During the first half of 2022, the number of NFT buyers dropped more than 46% since the beginning of the year, the average sale price is down about 70% and total sales are down 84% — the latter falling below $1 billion for the first time since last June, according to NFT tracking site CryptoSlam.
Culling the Herd?
There have been plenty of declarations in the last six months that the NFT bubble has popped — The Wall Street Journal called it in early May, days before the Terra/LUNA collapse sent crypto running for cover.

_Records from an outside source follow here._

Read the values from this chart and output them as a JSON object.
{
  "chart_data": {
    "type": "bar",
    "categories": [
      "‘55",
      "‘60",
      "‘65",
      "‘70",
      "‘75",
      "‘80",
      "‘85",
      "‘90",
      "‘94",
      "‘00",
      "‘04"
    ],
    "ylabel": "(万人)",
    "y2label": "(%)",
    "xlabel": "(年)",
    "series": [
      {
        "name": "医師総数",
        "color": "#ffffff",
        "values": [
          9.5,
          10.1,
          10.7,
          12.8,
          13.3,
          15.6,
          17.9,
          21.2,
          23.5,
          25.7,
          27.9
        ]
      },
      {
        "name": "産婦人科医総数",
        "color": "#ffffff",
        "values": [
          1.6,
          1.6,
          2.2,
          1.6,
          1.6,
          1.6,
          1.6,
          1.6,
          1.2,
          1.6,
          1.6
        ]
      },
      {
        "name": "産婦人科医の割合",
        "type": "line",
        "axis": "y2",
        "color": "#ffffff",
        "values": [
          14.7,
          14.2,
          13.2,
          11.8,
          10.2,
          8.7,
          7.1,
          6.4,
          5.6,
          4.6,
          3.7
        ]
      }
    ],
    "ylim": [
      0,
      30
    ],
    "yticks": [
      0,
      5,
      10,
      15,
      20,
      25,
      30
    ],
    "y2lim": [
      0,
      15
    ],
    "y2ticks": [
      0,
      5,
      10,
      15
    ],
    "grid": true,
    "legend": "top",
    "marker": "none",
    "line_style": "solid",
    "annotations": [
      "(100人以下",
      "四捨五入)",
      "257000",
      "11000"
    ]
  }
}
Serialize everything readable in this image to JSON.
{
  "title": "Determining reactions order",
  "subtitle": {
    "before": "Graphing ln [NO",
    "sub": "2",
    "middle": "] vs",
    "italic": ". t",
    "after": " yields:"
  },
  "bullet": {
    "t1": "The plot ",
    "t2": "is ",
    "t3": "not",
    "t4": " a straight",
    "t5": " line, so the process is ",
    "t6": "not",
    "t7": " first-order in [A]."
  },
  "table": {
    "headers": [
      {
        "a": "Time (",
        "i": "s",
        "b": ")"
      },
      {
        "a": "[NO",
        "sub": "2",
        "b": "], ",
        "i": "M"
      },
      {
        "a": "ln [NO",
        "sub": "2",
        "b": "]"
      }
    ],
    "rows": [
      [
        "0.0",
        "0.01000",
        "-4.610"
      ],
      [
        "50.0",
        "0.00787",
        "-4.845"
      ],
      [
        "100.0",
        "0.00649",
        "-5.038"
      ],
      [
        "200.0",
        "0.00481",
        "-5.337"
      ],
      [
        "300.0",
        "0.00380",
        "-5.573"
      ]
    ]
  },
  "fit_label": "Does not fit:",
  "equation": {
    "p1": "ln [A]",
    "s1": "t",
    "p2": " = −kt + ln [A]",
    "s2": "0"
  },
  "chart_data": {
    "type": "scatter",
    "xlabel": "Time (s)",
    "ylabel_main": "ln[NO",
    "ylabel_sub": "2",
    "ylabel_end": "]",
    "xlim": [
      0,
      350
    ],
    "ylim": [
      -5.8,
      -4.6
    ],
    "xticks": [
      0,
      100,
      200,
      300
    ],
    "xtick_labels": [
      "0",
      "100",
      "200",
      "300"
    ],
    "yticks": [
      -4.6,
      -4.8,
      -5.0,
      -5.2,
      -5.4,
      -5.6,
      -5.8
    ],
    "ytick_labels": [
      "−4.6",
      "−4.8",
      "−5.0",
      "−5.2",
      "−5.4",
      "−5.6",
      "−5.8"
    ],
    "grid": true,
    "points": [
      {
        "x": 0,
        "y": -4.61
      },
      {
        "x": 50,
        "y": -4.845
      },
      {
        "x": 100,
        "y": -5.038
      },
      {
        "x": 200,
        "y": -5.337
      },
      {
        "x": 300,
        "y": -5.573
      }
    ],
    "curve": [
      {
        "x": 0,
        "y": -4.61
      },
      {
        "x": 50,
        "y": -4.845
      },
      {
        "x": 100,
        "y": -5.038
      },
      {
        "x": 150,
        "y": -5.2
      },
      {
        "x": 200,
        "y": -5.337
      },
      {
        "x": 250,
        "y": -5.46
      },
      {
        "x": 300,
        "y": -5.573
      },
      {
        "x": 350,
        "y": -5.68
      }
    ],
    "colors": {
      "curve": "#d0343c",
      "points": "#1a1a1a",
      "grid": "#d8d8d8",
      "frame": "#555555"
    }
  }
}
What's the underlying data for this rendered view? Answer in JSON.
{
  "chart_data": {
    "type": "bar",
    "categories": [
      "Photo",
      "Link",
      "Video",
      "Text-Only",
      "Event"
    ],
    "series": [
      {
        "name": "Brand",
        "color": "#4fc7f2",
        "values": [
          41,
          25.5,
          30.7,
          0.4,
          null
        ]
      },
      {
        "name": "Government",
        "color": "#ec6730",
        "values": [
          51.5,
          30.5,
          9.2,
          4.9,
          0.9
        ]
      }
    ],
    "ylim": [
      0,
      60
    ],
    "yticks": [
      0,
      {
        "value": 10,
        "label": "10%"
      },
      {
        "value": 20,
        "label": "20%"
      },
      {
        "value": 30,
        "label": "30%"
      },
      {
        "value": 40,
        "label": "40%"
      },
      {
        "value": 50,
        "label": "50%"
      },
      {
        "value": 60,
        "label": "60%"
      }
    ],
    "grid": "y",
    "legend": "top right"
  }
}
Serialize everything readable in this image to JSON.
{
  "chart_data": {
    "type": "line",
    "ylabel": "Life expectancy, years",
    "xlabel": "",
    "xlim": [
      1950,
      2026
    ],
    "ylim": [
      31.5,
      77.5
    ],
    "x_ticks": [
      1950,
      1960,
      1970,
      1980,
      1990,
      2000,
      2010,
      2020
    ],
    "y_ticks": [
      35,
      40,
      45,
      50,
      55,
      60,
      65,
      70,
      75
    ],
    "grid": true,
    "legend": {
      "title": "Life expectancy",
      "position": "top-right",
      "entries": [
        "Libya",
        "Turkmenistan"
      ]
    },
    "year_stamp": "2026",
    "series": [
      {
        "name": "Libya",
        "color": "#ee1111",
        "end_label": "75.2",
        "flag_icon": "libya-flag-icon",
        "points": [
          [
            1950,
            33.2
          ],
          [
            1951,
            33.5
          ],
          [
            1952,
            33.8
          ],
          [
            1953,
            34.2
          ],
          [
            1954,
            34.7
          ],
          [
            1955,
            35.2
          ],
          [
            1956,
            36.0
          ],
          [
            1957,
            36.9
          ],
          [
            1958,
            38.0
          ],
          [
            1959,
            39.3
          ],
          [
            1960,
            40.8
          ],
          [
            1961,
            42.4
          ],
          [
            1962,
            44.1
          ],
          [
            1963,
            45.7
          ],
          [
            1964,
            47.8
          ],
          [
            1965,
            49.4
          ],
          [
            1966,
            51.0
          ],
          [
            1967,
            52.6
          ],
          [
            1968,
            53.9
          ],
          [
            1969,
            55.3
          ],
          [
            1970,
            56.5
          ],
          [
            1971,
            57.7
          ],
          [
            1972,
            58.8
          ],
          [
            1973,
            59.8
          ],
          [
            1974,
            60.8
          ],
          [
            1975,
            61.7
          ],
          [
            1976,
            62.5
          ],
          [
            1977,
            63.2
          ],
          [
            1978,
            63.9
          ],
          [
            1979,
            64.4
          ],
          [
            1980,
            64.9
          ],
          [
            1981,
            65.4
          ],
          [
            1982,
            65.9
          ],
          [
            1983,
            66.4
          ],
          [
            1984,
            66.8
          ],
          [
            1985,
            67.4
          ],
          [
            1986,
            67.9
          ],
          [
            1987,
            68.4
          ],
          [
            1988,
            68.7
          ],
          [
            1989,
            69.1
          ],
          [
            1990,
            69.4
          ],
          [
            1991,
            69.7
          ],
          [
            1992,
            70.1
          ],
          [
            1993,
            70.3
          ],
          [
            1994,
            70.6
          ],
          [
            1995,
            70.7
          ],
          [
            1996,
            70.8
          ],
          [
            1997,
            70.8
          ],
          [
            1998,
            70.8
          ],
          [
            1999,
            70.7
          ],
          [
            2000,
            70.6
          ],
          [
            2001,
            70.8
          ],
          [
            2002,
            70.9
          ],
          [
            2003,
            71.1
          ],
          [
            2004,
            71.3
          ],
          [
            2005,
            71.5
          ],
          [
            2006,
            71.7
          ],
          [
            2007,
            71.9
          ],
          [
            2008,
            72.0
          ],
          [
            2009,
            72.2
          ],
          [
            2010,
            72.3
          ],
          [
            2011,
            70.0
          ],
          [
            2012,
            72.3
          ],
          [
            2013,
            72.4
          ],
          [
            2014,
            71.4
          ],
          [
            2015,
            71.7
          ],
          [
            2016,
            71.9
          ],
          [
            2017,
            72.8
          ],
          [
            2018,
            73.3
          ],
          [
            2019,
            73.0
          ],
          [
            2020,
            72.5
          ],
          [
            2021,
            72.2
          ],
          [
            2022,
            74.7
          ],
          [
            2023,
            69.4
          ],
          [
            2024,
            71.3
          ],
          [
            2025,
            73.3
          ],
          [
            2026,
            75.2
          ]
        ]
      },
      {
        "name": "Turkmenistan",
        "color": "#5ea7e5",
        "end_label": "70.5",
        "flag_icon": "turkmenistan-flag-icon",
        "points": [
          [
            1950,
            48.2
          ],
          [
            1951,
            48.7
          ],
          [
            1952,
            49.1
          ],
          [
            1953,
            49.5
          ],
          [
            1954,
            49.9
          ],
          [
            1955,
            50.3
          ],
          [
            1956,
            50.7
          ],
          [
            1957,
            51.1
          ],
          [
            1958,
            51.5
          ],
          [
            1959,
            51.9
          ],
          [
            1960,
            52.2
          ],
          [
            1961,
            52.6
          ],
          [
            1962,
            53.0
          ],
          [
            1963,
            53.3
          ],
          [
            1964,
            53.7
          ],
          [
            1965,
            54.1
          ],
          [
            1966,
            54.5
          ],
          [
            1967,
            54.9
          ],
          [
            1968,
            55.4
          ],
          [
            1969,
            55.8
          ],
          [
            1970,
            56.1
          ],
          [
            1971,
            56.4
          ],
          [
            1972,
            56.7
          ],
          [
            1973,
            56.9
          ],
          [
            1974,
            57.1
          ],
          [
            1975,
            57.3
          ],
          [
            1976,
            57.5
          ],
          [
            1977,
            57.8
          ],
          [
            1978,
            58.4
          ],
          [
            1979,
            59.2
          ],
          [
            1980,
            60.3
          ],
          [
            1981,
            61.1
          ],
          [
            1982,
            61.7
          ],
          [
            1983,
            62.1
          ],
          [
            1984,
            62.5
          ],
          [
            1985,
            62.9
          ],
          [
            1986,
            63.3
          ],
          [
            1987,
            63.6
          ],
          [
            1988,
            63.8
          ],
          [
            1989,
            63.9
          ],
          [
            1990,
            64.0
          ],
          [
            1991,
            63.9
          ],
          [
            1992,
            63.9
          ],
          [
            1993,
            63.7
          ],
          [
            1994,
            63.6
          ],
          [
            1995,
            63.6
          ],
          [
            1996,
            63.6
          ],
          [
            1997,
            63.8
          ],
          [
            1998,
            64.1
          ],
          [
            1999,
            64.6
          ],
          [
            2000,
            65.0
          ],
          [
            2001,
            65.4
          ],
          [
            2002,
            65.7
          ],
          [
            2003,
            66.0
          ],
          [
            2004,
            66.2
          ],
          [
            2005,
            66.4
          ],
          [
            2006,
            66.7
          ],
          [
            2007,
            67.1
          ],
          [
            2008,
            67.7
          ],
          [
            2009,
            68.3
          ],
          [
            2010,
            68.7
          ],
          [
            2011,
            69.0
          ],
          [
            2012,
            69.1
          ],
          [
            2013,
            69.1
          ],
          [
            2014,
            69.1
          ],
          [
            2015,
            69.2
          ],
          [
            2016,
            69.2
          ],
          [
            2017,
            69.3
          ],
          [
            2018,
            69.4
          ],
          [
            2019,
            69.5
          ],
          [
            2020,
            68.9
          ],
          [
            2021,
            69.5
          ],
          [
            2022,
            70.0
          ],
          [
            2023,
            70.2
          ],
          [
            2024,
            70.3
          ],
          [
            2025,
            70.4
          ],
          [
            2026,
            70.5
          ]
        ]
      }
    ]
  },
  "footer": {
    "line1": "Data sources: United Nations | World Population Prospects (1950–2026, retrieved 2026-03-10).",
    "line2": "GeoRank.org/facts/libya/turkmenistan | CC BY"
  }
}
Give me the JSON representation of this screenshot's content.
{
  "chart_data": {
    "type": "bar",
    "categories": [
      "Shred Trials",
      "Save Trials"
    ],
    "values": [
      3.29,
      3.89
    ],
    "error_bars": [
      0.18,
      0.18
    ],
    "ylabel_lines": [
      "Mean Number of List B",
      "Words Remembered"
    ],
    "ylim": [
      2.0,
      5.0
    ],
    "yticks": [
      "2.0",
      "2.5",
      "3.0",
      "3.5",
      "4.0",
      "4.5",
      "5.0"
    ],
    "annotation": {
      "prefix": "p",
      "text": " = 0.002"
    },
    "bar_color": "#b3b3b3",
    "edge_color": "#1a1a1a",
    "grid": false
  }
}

But this time, the drop in the crypto market — the vast majority of NFTs are priced in ether — is not only steeper, investors are running scared. Several crypto lenders that are in or close to bankruptcy this month were damaged by losses suffered in the fallout of the Terra/LUNA collapse, but even huge lines of credit have been able to stem what Voyager Digital called a “run” of clients pulling assets in its Chapter 11 filing on Wednesday (July 6).
A bigger question, however, is whether that’s a bad thing.
If it is a Beanie Baby moment in the NFT collectable world, there are still plenty of uses for NFTs — even collectables — beyond the ludicrously priced BAYC and Crypto Punk images. Professional baseball, football and hockey organizations all embraced NFTs as the evolution of trading cards this year, joining the NBA, which brought basketball into the NFT space early.
Read more: Topps Releases New NFT Collection for MLB
The “non-fungible” part means no two NFTs are alike and all transactions are traceable on an immutable blockchain, making them useful for everything from event ticketing to transferring financial instruments. It also means they could have substantial utility in tracing digital rights of all kinds and bringing planned scarcity to types of media that are easily reproduced, such as artwork and songs.
Much like the broader cryptocurrency industry itself, NFTs projects are due for a thinning of the herd, much like the dot-com industry went through in 2001 — from which it emerged stronger and with solid, sustainable use cases.